To complicate matters further, the recent extreme weather events across the UK and Europe will likely increase in frequency and severity without urgent decarbonisation of our power generation.
We are only in the early stages of a protracted economic and environmental disaster which will incur ever-increasing societal and economic cost unless radical reform is embraced.
Despite that, the oil and gas industry are nonetheless reporting record-breaking quarter year profits, some into the tens of billions.
However, there is currently little incentive for the energy market to spend their profits on improving social inclusion, embracing decarbonisation, or building up services’ resilience to geopolitical factors.
In responding to the Covid crisis, we prioritised research and innovation to meet an urgent need. We face a similar urgent need in the energy sector today, but the market and its regulation is still based on the short-term and highly constrained techno-economic drivers that caused this crisis in the first place.
There is compelling evidence that decentralising our energy system and improving accessibility to both the energy system and markets for individuals and communities could offer a timely solution.
A recent Innovate UK report highlighted that energy solutions better-tailored to local needs could provide a tenfold return on investment over more generalised local services.
My research group at the University of Glasgow have been doing our part to explore new social-techno-economic models which harness today's technologies and infrastructure to create sustainable, reliable and inclusive energy services which work for everyone.
We have proven how we can use new Local Energy Market (LEMs) to support wealth distribution on community owned assets, sharing profits among local people and organisations. LEMs improve equity and inclusion, and support local network reliability by offsetting reinforcement costs. They improve decarbonisation through enhanced lifecycle analysis of storage technologies, such as batteries. They encourage local green energy generation to support growing demand for decarbonised transport such as electric vehicles.
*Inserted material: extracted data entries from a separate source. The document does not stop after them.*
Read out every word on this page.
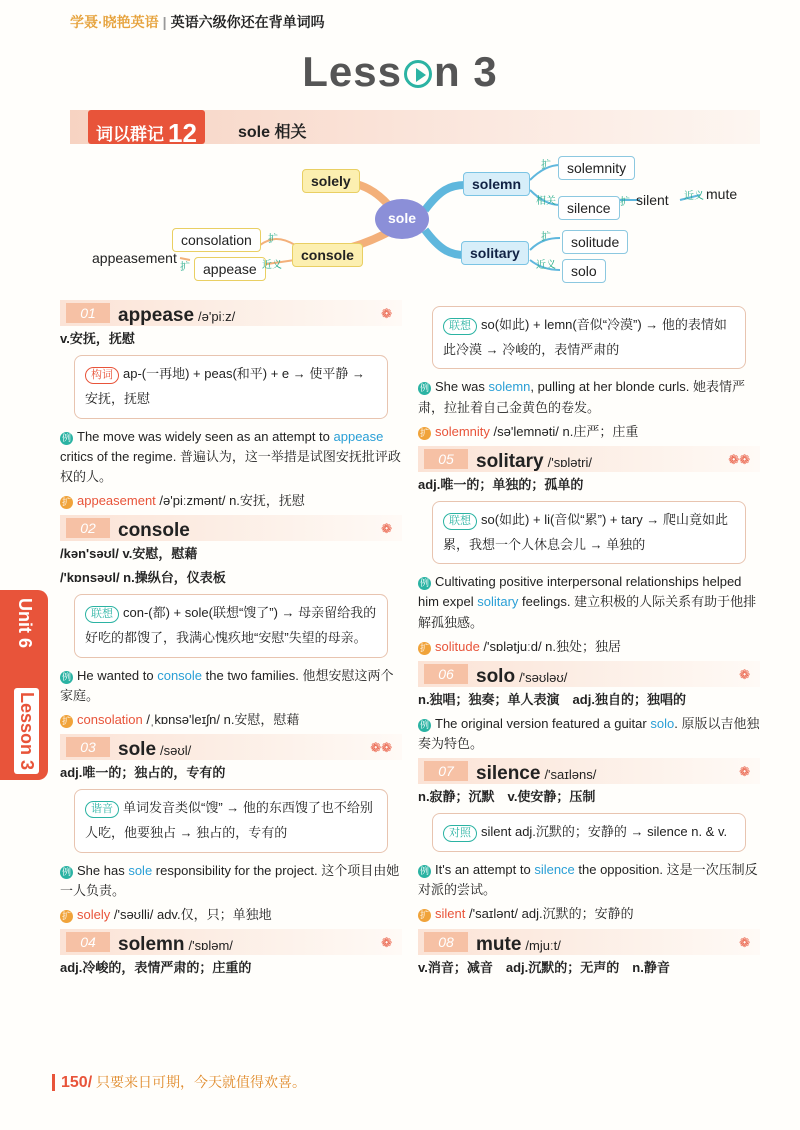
学聂·晓艳英语 | 英语六级你还在背单词吗
Less n 3
词以群记 12	sole 相关
sole
solely
console
solemn
solitary
solemnity
silence	silent	mute
solitude
solo
consolation
appease
appeasement
扩
相关	扩
近义
扩
近义
扩
近义
扩
Unit 6
Lesson 3
01	appease /ə'piːz/	❁

v.安抚，抚慰

构词 ap-(一再地) + peas(和平) + e → 使平静 → 安抚，抚慰

例 The move was widely seen as an attempt to appease critics of the regime. 普遍认为，这一举措是试图安抚批评政权的人。

扩 appeasement /ə'piːzmənt/ n.安抚，抚慰

02	console	❁

/kən'səʊl/ v.安慰，慰藉

/'kɒnsəʊl/ n.操纵台，仪表板

联想 con-(都) + sole(联想“馊了”) → 母亲留给我的好吃的都馊了，我满心愧疚地“安慰”失望的母亲。

例 He wanted to console the two families. 他想安慰这两个家庭。

扩 consolation /ˌkɒnsə'leɪʃn/ n.安慰，慰藉

03	sole /səʊl/	❁❁

adj.唯一的；独占的，专有的

谐音 单词发音类似“馊” → 他的东西馊了也不给别人吃，他要独占 → 独占的，专有的

例 She has sole responsibility for the project. 这个项目由她一人负责。

扩 solely /'səʊlli/ adv.仅，只；单独地

04	solemn /'sɒləm/	❁

adj.冷峻的，表情严肃的；庄重的

联想 so(如此) + lemn(音似“冷漠”) → 他的表情如此冷漠 → 冷峻的，表情严肃的

例 She was solemn, pulling at her blonde curls. 她表情严肃，拉扯着自己金黄色的卷发。

扩 solemnity /sə'lemnəti/ n.庄严；庄重

05	solitary /'sɒlətri/	❁❁

adj.唯一的；单独的；孤单的

联想 so(如此) + li(音似“累”) + tary → 爬山竟如此累，我想一个人休息会儿 → 单独的

例 Cultivating positive interpersonal relationships helped him expel solitary feelings. 建立积极的人际关系有助于他排解孤独感。

扩 solitude /'sɒlətjuːd/ n.独处；独居

06	solo /'səʊləʊ/	❁

n.独唱；独奏；单人表演　adj.独自的；独唱的

例 The original version featured a guitar solo. 原版以吉他独奏为特色。

07	silence /'saɪləns/	❁

n.寂静；沉默　v.使安静；压制

对照 silent adj.沉默的；安静的 → silence n. & v.

例 It's an attempt to silence the opposition. 这是一次压制反对派的尝试。

扩 silent /'saɪlənt/ adj.沉默的；安静的

08	mute /mjuːt/	❁

v.消音；减音　adj.沉默的；无声的　n.静音

150/ 只要来日可期，今天就值得欢喜。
The research evidence is there – we could turn around this crisis today, with the technologies and infrastructure we already have, if only we began to make bolder interventions now.
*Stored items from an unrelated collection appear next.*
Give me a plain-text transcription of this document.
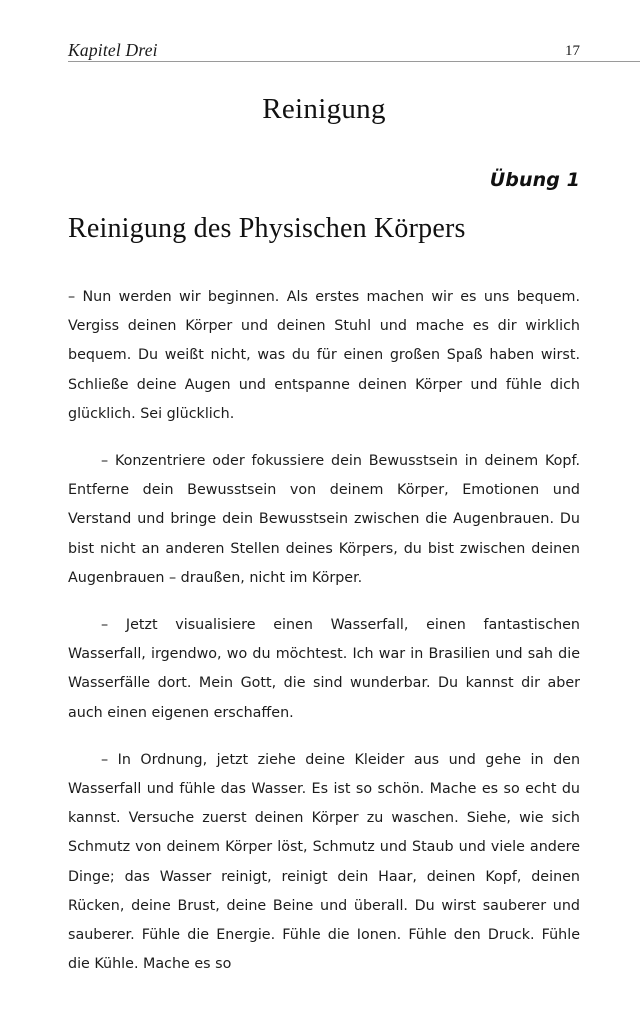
Kapitel Drei	17
Reinigung
Übung 1
Reinigung des Physischen Körpers

– Nun werden wir beginnen. Als erstes machen wir es uns bequem. Vergiss deinen Körper und deinen Stuhl und mache es dir wirklich bequem. Du weißt nicht, was du für einen großen Spaß haben wirst. Schließe deine Augen und entspanne deinen Körper und fühle dich glücklich. Sei glücklich.

– Konzentriere oder fokussiere dein Bewusstsein in deinem Kopf. Entferne dein Bewusstsein von deinem Körper, Emotionen und Verstand und bringe dein Bewusstsein zwischen die Augenbrauen. Du bist nicht an anderen Stellen deines Körpers, du bist zwischen deinen Augenbrauen – draußen, nicht im Körper.

– Jetzt visualisiere einen Wasserfall, einen fantastischen Wasserfall, irgendwo, wo du möchtest. Ich war in Brasilien und sah die Wasserfälle dort. Mein Gott, die sind wunderbar. Du kannst dir aber auch einen eigenen erschaffen.

– In Ordnung, jetzt ziehe deine Kleider aus und gehe in den Wasserfall und fühle das Wasser. Es ist so schön. Mache es so echt du kannst. Versuche zuerst deinen Körper zu waschen. Siehe, wie sich Schmutz von deinem Körper löst, Schmutz und Staub und viele andere Dinge; das Wasser reinigt, reinigt dein Haar, deinen Kopf, deinen Rücken, deine Brust, deine Beine und überall. Du wirst sauberer und sauberer. Fühle die Energie. Fühle die Ionen. Fühle den Druck. Fühle die Kühle. Mache es so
There is rising public support for nationalising our diverse energy services and technologies. Do we need to move to such radical and disruptive reform? Or can we create, implement and deliver the regulation and market incentives required to unlock affordable, secure and sustainable services to citizens that build on today’s technologies and unlock the potential of our recent discoveries?
Either way, our current situation cannot be maintained. Our energy services are vital to the climate response and have become “weaponised” by international actors to exert pressure and influence.
Access to energy is a right. The energy transition needs to happen with, as opposed to, citizens. We must encourage Ofgem and energy stakeholders to consider redefining how we reward energy services, and put the environment and customers first.
David Flynn is Professor of Cyber Physical Systems at the University of Glasgow’s James Watt School of Engineering.